The choice of scheduling method depends on the system's needs, with Round Robin ensuring fairness and responsiveness, and Priority scheduling ensuring that important tasks are done quickly.


How does the OS manage I/O?


The OS must control the input and output of the computer. Let us consider the keyboard as an example.

The OS is always waiting for the signal ‘press a key’ from the keyboard. When this occurs, the OS is responsible for displaying the character pressed on the screen. Same for the mouse, the OS waits for a particular signal to happen. The signal triggered in this case could be ‘move the mouse’, ’right click’, ’left click’ etc. The operating system responds according to the event. If, for example, the left button is clicked, the OS will call the appropriate program to display a menu on the screen. Likewise, the OS sees that the printer is not overwhelmed with documents to print. So, it keeps a record of the files to be printed in a queue so that when a document is printed (all the pages) another document is printed etc.


The OS is able to interpret signals and respond appropriately to them because of the device drivers installed on the computer. A device driver is a computer program that enables the OS to communicate with a specific peripheral device, e.g., a mouse or a keyboard, and consequently it enables the user to give a computer commands and get feedback in an easy way.

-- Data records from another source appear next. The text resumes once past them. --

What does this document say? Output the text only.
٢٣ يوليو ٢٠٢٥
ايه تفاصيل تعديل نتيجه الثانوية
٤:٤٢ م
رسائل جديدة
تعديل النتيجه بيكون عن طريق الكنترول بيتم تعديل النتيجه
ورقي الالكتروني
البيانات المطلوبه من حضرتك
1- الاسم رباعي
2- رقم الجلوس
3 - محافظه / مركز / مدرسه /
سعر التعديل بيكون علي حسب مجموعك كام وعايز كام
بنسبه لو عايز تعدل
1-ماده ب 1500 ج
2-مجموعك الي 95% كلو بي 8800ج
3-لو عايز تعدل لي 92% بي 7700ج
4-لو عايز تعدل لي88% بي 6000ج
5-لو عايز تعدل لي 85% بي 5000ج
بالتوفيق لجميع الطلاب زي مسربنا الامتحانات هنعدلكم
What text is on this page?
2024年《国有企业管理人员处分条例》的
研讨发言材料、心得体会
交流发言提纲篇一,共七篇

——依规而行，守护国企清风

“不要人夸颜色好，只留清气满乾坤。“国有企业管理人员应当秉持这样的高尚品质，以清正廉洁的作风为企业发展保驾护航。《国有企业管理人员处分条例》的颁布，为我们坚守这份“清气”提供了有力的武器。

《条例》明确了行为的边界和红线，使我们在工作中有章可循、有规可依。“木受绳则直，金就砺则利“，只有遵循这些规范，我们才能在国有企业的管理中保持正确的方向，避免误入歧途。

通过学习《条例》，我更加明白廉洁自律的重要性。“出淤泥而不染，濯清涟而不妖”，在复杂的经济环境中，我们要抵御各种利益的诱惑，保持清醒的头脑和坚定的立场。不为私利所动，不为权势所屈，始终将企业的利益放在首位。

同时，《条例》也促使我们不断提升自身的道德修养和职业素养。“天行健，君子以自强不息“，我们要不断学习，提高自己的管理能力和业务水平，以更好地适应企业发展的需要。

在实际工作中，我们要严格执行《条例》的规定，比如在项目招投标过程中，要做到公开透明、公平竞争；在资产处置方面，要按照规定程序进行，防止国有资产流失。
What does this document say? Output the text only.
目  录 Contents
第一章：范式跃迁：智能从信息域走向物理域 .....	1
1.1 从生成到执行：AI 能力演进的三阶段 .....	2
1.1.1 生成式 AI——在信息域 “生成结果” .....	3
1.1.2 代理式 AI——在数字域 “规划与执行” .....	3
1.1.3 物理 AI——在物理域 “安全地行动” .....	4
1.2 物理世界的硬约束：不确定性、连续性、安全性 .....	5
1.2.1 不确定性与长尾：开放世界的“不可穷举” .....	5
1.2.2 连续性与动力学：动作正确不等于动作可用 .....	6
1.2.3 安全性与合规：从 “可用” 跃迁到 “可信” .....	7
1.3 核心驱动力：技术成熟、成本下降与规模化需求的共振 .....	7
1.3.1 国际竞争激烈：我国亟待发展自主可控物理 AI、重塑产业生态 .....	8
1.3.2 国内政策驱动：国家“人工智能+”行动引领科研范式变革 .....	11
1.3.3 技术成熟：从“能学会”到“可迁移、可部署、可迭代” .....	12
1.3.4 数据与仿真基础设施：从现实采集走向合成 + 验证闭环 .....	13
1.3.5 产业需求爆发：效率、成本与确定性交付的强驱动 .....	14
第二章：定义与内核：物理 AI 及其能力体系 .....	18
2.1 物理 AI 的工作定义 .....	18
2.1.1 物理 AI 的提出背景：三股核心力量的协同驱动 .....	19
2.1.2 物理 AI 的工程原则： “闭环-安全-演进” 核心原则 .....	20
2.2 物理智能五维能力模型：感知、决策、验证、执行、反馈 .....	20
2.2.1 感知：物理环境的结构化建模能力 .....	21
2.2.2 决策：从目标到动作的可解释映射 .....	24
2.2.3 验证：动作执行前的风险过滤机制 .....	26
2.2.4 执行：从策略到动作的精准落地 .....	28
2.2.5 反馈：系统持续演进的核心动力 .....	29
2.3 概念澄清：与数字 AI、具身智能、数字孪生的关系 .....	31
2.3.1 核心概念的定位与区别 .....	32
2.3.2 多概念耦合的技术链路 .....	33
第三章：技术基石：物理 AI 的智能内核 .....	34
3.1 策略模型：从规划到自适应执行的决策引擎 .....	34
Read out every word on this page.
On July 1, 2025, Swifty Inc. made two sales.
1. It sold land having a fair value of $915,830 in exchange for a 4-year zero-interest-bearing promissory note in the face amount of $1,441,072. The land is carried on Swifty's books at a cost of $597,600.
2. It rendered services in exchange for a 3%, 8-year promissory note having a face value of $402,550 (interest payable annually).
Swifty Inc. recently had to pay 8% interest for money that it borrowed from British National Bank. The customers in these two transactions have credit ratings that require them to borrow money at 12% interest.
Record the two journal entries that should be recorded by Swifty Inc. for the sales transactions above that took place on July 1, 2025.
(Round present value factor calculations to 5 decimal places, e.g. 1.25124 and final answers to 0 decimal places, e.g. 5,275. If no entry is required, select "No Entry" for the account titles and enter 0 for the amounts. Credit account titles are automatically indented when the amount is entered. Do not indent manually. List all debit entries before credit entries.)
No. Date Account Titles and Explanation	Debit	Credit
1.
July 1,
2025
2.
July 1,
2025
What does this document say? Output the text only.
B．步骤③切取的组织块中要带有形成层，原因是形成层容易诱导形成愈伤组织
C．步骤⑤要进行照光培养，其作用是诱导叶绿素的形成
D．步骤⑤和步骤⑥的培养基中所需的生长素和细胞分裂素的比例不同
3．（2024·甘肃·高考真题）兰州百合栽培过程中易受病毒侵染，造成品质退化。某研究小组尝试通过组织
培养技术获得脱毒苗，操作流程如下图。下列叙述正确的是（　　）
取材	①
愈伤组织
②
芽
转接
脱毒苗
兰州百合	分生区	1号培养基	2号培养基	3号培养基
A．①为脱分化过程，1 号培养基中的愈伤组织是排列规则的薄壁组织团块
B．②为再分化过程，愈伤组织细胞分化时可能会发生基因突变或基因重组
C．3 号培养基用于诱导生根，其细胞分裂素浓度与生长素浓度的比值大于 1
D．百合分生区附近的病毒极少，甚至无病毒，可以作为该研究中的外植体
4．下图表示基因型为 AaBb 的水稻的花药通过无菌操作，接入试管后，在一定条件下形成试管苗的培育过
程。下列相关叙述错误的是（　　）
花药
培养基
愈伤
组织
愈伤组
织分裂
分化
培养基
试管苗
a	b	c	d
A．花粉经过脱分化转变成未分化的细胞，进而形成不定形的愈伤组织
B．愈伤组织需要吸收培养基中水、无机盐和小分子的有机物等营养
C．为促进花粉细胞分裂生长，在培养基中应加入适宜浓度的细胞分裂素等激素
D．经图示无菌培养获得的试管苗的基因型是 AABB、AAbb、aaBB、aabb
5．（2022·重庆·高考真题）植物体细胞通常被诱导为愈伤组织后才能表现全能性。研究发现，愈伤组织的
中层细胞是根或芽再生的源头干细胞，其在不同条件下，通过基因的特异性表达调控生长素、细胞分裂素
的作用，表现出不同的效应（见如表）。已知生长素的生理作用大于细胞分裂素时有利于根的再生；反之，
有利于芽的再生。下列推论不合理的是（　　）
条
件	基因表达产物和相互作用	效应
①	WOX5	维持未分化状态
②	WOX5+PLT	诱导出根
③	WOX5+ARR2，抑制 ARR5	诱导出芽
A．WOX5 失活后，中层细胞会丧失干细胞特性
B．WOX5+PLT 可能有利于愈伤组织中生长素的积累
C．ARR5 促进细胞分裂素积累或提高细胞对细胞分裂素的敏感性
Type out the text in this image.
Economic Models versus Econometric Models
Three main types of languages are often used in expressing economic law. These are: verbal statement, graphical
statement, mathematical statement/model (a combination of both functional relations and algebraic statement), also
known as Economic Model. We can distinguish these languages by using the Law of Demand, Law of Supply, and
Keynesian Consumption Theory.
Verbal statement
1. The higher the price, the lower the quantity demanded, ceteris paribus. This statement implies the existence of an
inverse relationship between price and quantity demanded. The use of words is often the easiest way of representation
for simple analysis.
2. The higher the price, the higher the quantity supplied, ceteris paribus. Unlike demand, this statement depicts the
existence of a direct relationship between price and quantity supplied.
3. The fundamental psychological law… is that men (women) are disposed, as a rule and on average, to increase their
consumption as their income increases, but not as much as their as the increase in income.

Unfortunately, data transfers to and from our I/O devices is extremely slow in comparison to data transfers to and from memory or the CPU. This is problematic for the OS as it is important the the CPU is not idle for long periods of time. To get around this issue, our peripheral use small memory components, called buffers, to temporarily store data. This allows the OS to handle data in batches, reducing delays and keeping the CPU active.